CMS puts hold on transgender students using facility of gender identity

CMS puts hold on transgender students using facility of gender identity

CHARLOTTE, NC (WBTV) - Charlotte-Mecklenburg Schools has put a temporary hold on a new regulation that would have allowed transgender students to use the restroom and locker room that matches their gender identity.

The move comes just weeks before CMS is scheduled to start classes later this month.

"As a result of yesterday's U.S. Supreme Court ruling, we have placed a temporary hold on the section of the CMS bullying prevention regulation which states that transgender students will be given access to the restroom and locker room facilities corresponding to their gender identity," CMS superintendent Ann Clark said in a statement Thursday afternoon.

"CMS remains committed to nurturing a safe and welcoming learning environment for every student," the statement continued. "The rest of the regulation, which is intended to promote consistency in anti-bullying support for all students, will remain intact."

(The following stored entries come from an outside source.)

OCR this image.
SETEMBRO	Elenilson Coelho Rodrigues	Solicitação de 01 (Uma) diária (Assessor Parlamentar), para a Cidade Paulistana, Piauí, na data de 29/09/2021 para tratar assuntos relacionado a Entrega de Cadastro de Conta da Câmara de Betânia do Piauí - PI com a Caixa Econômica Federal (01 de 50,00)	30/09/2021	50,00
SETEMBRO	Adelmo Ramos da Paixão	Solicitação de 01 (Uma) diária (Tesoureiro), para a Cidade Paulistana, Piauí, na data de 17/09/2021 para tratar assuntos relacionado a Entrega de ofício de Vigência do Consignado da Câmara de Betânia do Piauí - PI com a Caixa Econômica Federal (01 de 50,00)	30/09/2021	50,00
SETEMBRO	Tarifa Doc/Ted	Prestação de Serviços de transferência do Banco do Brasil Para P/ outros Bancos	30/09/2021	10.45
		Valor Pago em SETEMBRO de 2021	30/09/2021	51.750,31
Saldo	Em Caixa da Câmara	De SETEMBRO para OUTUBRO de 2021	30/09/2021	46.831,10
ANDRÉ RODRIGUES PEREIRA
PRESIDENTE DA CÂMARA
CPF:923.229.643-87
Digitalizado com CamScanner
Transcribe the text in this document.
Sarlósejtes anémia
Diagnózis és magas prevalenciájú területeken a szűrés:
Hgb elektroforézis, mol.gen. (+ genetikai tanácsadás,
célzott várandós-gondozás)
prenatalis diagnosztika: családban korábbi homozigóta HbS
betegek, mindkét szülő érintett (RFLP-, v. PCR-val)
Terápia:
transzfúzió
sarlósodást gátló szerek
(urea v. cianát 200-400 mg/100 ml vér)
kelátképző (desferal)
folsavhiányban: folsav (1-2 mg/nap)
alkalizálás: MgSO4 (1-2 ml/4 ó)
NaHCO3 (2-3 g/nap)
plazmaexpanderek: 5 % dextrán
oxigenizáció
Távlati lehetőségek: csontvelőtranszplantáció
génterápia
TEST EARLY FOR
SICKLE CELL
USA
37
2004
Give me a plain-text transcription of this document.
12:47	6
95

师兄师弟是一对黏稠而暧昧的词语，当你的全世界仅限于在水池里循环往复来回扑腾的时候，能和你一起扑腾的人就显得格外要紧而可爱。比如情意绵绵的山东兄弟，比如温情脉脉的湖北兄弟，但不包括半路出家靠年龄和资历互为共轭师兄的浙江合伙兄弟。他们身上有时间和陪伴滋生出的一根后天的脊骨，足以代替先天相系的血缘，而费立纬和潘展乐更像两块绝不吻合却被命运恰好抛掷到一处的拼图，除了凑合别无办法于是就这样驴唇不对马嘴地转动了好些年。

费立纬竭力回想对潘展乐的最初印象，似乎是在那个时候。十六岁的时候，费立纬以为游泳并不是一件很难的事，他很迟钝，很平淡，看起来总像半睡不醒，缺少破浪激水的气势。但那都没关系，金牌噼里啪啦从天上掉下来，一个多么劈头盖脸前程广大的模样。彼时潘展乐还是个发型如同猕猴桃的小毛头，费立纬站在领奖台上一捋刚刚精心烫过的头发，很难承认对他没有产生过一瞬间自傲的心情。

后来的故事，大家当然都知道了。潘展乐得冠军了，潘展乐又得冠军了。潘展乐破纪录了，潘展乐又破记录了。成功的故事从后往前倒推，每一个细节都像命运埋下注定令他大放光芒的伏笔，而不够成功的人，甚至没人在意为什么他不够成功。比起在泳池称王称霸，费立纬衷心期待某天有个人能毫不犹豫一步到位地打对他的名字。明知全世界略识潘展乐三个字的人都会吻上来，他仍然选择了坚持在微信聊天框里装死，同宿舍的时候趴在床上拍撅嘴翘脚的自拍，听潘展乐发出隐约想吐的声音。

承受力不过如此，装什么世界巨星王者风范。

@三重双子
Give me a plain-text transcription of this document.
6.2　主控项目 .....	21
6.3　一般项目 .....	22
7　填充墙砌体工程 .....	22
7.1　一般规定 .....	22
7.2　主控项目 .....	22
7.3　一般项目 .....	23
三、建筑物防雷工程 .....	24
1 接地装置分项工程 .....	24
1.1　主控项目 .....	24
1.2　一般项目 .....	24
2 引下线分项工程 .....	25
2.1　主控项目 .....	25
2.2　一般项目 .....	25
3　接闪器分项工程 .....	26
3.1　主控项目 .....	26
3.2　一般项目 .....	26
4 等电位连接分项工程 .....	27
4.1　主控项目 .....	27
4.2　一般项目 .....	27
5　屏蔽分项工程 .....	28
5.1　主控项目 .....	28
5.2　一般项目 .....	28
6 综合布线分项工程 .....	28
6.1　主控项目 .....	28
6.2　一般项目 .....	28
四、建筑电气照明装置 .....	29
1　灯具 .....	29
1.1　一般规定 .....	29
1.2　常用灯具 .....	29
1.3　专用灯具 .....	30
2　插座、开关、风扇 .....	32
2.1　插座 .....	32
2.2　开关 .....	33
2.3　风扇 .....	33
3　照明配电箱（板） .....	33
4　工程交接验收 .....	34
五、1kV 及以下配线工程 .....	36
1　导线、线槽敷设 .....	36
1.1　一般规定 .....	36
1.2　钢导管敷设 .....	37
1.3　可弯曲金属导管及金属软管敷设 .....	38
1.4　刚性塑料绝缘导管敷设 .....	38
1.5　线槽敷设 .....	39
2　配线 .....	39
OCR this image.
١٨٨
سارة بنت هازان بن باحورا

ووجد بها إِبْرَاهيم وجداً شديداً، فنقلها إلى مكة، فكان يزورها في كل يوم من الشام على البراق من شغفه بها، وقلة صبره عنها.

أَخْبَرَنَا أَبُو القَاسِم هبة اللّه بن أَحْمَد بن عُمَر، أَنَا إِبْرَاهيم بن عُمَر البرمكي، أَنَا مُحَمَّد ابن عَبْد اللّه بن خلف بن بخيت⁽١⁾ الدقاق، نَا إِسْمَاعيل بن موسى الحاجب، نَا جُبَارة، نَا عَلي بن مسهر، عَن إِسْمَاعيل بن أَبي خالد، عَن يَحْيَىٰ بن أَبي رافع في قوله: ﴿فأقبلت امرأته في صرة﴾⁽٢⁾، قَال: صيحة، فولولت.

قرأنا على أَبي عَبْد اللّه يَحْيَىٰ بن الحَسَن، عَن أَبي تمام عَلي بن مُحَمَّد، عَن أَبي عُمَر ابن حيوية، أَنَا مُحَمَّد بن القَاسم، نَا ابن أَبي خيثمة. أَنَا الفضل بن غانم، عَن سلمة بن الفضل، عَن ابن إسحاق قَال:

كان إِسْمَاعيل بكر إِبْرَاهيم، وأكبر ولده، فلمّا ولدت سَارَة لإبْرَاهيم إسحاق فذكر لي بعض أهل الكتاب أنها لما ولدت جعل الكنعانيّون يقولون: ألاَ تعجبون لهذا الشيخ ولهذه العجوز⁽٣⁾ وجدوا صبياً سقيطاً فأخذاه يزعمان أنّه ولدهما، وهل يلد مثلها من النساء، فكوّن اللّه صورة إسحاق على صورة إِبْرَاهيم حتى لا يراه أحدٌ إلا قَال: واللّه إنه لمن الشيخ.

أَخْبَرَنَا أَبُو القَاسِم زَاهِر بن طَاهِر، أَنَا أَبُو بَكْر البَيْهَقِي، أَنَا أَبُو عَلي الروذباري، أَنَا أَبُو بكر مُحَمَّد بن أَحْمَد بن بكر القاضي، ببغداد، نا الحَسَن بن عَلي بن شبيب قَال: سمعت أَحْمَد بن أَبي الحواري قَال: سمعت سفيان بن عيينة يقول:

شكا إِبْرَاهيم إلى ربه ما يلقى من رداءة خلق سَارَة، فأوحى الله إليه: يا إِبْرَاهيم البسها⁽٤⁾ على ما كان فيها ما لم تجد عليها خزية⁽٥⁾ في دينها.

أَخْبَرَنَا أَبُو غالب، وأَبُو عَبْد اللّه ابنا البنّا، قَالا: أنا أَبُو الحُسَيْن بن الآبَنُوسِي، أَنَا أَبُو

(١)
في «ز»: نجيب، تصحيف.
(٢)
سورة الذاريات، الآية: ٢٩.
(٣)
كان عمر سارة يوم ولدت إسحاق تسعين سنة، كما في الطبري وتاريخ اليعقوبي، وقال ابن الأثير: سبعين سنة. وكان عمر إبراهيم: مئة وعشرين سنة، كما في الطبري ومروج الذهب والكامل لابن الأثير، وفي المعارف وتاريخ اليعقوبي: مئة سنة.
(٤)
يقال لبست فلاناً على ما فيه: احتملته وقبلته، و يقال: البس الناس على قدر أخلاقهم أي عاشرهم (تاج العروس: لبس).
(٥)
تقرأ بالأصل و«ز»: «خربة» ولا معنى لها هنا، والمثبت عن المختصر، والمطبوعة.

Wednesday, the U.S. Supreme Court ruled a Virginia school board can block a transgender male from using the boy's bathroom at his school until it decides whether to intervene in his case.

The high court agreed Wednesday to allow the Gloucester County School board to bar Gavin Grimm from the bathroom that matches his gender identity until the justices decide whether to review an appeals court ruling in his case.

The 4th U.S. Circuit Court of Appeals sided in April with Grimm, who argued the policy barring him from using the boys bathroom violated federal education discrimination law.

Equality NC Executive Director, Chris Sgro, released a statement Thursday evening.

"We were disappointed after seeing the supreme court's ruling yesterday," Sgro said. "The impact of the ruling is still being assessed but we are hopeful schools will still accommodate transgender students."

"I have talked to transgender students and their parents and they cannot wait any longer to be protected from bullying and discrimination. We are confident that ultimately the Supreme Court will rule in favor of these common sense policies and help transgender students feel comfortable and safe so that they can excel academically in school," he continued. "In the meantime, I encourage school districts to work towards accommodating all students and keep the best interest of transgender students in mind- especially given the duress that many transgender students are experiencing under HB2."

The ruling from the Supreme Court sparked CMS to reverse a new regulation it rolled out in late June.

That's when The Charlotte Observer reported principals at schools across the district were sent a message saying "when school opens in August, transgender students will be called by the name and pronoun they choose. That chosen gender identity will be honored in restrooms, locker rooms, yearbooks and graduation ceremonies."

At the time, Clark said the goal of the CMS regulation was to allow all students to be safe and comfortable as they pursue an education.

"This is about courage, understanding and compassion," Clark told The Charlotte Observer in June. "These are our children. These are the community's children."

Clark and CMS attorney George Battle III said the then-regulation followed the guidance of a federal appeals court ruling and was not designed as an act of defiance against HB2, which, among other things, requires students to use public school restrooms and locker rooms based on the gender on their birth certificates.

"CMS will respect the Supreme Court's decision just as we did that of the Fourth Circuit Court of Appeals," Clark said Thursday.